How do facts and fiction relate to each other? When does memory deceive us, how do we manipulate it? How do perspectives shift? What is the autonomy of imagination? This is a practically everyday question, sometimes even a question of survival.
"Anatomy of a Case" only reveals its information in a measured way. A dramaturgically cleverly braked rollercoaster ride. Gradually, details or claims come to light: for example, that the highly perceptive Daniel has been visually impaired for years due to an accident for which his father feels responsible and for which the mother also holds him accountable. The family had financial problems. Samuel's weakness of character and Sandra's strength of will often collided. A recording surfaces that documents a terrible argument between the couple. Sandra denies its authenticity. We hear - and see (!) - this duel, which connects the directness of John Cassavetes with the depth of Ingmar Bergman.
Sandra Hüller is incredibly good in her unadorned purity, simultaneously showcasing the inscrutable surface smoothness and underlying depth of a Hitchcock heroine in a state of smoldering coldness, resembling humanly blooded marble statues; along with her restrained pain and anger and her emotional ambiguity.
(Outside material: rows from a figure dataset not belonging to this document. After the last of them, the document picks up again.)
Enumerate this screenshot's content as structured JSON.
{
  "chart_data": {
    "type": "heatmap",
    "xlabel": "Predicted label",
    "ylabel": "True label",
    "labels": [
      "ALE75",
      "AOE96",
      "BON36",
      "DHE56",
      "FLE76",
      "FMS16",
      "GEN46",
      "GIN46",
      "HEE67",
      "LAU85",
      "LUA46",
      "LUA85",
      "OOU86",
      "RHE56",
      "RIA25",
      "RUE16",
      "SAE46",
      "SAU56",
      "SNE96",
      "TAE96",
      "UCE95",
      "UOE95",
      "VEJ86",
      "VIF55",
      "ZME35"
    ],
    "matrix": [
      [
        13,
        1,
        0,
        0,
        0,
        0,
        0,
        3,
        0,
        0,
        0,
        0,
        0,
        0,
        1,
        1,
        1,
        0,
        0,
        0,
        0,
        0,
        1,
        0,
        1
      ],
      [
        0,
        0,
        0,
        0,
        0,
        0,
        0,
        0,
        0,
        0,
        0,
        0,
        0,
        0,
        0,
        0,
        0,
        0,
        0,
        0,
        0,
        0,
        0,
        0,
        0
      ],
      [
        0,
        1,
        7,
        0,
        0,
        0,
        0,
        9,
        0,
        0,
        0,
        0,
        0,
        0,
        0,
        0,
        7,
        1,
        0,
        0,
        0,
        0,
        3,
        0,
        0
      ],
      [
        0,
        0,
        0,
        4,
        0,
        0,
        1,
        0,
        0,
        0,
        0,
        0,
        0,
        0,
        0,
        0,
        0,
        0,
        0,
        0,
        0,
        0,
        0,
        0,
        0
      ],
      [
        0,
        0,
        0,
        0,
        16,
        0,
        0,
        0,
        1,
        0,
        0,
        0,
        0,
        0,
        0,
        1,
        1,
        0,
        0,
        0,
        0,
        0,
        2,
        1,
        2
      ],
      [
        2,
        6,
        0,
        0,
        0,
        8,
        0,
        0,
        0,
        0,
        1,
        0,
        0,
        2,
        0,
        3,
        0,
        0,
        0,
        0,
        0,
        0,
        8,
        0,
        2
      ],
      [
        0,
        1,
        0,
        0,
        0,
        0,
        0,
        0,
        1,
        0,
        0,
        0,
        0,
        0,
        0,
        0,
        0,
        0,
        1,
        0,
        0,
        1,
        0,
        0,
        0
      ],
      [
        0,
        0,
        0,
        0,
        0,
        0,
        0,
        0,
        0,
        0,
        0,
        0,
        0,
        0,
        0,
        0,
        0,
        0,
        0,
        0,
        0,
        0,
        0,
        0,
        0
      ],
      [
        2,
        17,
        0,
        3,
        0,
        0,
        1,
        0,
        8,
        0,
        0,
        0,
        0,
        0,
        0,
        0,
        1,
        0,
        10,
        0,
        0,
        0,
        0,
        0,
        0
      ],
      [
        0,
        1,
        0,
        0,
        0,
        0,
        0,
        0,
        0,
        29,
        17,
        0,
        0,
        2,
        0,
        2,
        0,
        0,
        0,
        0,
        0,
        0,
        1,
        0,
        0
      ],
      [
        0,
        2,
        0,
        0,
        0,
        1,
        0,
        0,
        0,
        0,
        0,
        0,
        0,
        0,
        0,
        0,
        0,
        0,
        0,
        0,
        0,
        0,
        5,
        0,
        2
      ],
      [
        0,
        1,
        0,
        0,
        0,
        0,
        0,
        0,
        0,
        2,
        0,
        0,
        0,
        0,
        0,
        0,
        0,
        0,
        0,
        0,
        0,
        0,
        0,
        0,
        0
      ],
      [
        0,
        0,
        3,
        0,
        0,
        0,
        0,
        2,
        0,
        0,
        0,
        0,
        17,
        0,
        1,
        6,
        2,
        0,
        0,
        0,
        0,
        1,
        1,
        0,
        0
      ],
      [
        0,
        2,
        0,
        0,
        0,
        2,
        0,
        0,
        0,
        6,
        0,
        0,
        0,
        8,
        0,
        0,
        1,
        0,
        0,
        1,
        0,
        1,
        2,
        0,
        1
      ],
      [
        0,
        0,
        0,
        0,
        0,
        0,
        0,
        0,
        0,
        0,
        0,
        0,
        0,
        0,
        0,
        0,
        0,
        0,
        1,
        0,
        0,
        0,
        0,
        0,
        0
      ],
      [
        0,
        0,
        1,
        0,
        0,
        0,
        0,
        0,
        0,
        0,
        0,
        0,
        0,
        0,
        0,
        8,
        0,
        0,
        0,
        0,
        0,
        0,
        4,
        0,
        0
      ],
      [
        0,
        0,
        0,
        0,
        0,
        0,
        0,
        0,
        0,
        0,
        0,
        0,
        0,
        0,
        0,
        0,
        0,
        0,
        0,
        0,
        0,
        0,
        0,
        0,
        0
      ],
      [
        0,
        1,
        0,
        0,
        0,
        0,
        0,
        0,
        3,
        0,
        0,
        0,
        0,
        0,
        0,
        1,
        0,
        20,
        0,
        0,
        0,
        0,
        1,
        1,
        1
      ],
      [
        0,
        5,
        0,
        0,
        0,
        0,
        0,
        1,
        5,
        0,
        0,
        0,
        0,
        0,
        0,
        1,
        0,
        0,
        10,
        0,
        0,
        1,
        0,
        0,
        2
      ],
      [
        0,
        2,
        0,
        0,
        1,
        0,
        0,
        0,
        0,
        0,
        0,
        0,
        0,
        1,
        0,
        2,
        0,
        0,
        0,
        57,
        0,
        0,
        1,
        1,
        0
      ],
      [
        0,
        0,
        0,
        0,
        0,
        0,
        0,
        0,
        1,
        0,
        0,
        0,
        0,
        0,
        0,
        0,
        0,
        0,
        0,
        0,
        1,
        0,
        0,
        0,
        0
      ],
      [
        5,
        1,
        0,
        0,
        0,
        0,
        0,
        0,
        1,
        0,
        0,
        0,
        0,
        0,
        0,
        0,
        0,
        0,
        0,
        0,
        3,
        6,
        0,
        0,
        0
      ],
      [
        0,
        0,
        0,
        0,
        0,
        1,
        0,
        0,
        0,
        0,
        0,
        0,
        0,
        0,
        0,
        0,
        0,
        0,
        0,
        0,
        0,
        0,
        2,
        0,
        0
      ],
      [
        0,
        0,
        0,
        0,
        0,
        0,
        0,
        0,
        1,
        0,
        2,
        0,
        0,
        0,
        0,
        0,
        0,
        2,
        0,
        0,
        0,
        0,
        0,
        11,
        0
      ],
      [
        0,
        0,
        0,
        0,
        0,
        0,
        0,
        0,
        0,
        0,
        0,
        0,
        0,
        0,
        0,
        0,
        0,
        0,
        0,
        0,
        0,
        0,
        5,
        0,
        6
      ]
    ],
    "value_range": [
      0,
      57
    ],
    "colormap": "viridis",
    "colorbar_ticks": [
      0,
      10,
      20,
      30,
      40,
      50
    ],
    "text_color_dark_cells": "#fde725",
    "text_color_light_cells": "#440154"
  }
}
Among Hüller's filmic characters in twilight since 2006, this one is the most captivating.
The camera makes extreme close-ups and explores a face in the shot; there are changing narrative perspectives, subjectively filmed flashbacks, and the synchronously overlaid speaking of one voice by another. The nerve-wracking repetitions of police checks, reenactments, crime scene investigations, analyses, theories, hypotheses, and expert opinions contribute to the effect. Thus, a magnificent study of psychological motivation chains, entanglements, and explorations with thriller elements is assembled in its distance-aware closeness. The viewer is compelled to keep their thoughts together, adjusting to the varying speed, sometimes accelerated, sometimes restrained.